Bitcoin mining firm Riot recorded $84.8 million in revenue in the third quarter of 2024, representing a 65% increase over the same quarter in 2023.

This growth can be attributed to the 159% year-over-year increase in deployed hash rate which reached 28 EH/s by the end of the quarter.

Riot’s Q3 Financial Results

According to the official press release, the surge in hash rate has enabled Riot to maintain strong operational output, producing 1,104 Bitcoin during the quarter. Notably, this production level aligns with the company’s Bitcoin output from the third quarter of 2023, even in the context of the recent halving event.

However, the quarter ended with a net loss of $154.4 million, reflecting a rise from a net loss of $80 million in the same quarter of 2023. Riot reported that this figure was comprised of an unrealized loss on marketable equity securities of $38 million, $30 million related to non-cash stock-based compensation expenses, and $60 million attributed to depreciation and amortization.
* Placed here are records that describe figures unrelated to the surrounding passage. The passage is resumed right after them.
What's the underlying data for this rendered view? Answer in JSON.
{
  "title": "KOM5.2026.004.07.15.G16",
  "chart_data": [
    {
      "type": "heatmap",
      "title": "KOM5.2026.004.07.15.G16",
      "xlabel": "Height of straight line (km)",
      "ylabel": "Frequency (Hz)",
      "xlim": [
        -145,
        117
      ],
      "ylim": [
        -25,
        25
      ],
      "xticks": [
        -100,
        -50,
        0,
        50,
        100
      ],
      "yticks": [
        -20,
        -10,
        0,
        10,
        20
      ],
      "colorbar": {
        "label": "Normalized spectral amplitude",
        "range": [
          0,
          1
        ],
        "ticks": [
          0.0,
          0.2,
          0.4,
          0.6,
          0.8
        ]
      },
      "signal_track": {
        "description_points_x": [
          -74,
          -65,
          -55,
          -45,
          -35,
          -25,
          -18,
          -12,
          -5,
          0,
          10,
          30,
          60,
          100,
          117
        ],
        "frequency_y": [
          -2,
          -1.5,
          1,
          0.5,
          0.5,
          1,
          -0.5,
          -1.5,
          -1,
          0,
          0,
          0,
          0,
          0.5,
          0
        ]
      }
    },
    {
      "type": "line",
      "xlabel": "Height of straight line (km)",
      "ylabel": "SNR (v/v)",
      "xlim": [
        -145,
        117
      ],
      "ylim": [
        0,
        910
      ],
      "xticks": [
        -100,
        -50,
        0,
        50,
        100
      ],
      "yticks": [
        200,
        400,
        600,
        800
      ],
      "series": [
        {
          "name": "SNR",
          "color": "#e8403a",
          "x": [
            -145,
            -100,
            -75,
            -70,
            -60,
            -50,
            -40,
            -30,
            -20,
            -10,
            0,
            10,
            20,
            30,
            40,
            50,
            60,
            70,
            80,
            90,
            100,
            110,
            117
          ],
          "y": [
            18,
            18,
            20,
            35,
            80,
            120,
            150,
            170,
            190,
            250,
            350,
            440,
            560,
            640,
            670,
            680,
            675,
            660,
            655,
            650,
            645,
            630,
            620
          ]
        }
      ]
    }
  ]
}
In a statement, Riot CEO Jason Les revealed that the mining company ended the quarter with approximately $1.3 billion in cash, restricted cash, marketable equity securities, and 10,427 Bitcoin held. The exec added,

“Looking forward, I am incredibly excited about our future path, as our teams continue working to develop and deploy even more power capacity and hash rate across Texas and Kentucky, towards Riot’s next goal of achieving 100 EH/s in self-mining capacity.”

Riot had previously announced the acquisition of the Kentucky-based firm Block Mining in a transaction worth around $92.5 million. The deal included $18.5 million in cash from Riot’s reserves and $74 million in Riot common stock.

Hash Rate Projections Revised

Riot has revised its self-mining hash rate capacity expectations, which now predicts a total capacity of 34.9 EH/s by the end of 2024, down from the previously projected 36.3 EH/s. This adjustment is mainly due to delays in the expansion of the newly acquired Kentucky facilities, which are now expected to be operational in 2025 instead of 2024.

The company said that it anticipates an end-of-year capacity of 46.7 EH/s for 2025, a decrease from the earlier estimate of 56.6 EH/s. Meanwhile, the Corsicana Facility’s full development is expected to wrap up by 2026 alongside Kentucky expansion plans to achieve a total hash rate capacity of 65.7 EH/s by the end of that year.